Since graduating from Dunbar in 2010, Corey Spence has lived in Maine, Texas and Wyoming. Starting this summer, the 5-foot-10, 175-pound point guard will make his home in Colorado.
On Monday, Spence committed to Northern Colorado over Liberty. The former Poets star was also recruited by Cal State Bakersfield, Florida Atlantic, Nebraska Omaha, Northern Arizona and San Francisco.
“I’m glad to get it all over with and finally [have] found a Division I scholarship,” Spence said Tuesday.
Spence’s search for a DI offer began in East Baltimore several years ago. He overcame serious injuries suffered in a car accident his senior year to lead the Poets to the Class 1A state championship. But with few college options, Spence headed to Bridgton Academy in Maine for a post-grad year.
Spence generated some legitimate DI interest, but his SAT score fell just short of NCAA qualifying standards, and he headed to South Plains College in Levelland, Texas.
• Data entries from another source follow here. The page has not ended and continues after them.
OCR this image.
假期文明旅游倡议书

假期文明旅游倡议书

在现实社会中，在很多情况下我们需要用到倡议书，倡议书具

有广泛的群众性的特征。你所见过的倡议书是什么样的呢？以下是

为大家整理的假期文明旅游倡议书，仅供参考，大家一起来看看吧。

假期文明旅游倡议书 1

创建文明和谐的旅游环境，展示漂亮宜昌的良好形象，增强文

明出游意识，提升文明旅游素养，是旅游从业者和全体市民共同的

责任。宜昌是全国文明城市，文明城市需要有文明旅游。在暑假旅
Spence, who teamed with Derrell Edwards (Dunbar) and Stanton Kidd (Edmondson) at South Plains, averaged just 9.2 minutes in 21 games for the undefeated 2012-13 National Junior College Athletic Association Division I champions (36-0).
“At first it was kind of difficult because I wasn’t used to not seeing that many minutes on the floor,” Spence said. “But after a while I just adjusted to it because my team was winning. That would be selfish of me to [worry about playing time] with my team winning.”
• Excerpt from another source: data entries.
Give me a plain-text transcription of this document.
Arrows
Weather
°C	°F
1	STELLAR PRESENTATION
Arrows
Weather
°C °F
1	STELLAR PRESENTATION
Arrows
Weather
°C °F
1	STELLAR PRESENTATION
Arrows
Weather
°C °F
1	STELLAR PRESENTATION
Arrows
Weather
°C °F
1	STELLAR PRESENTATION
With South Plains set to return its top point guards, Spence decided to transfer last summer to Casper (Wyo.) College, which was in need of someone to play the 1. Spence kept in contact with the coaches and enrolled there last year.
Spence, who said he averaged around 13 points, six assists and three steals as a sophomore, started receiving serious DI interest shortly after he started suiting up for Casper. Northern Colorado was one of his most persistent suitors.
Spence visited the Greeley, Colo., campus earlier this spring, touring the athletic facilities and the business and communications buildings. After visiting Liberty last weekend, he decided that Northern Colorado was where he wanted to be.
“Next year I should be playing a lot of minutes, just because they need a point guard of my caliber,” Spence said. “Also, they have the entire team coming back. We have a chance to win the Big Sky championship and get to the NCAA tournament.”
Spence is still getting used to living out west, where the pace feels “not as busy” as Baltimore and the “weather is cold and snowy, even in the middle of April.” But the Dunbar graduate and his family couldn’t be happier with how his recruitment ultimately played out.
“They’re extremely proud of me,” Spence said. “Coming from high school, I didn’t have that many schools coming. [And the same with] last year not playing [much]. This is just a new start for me.”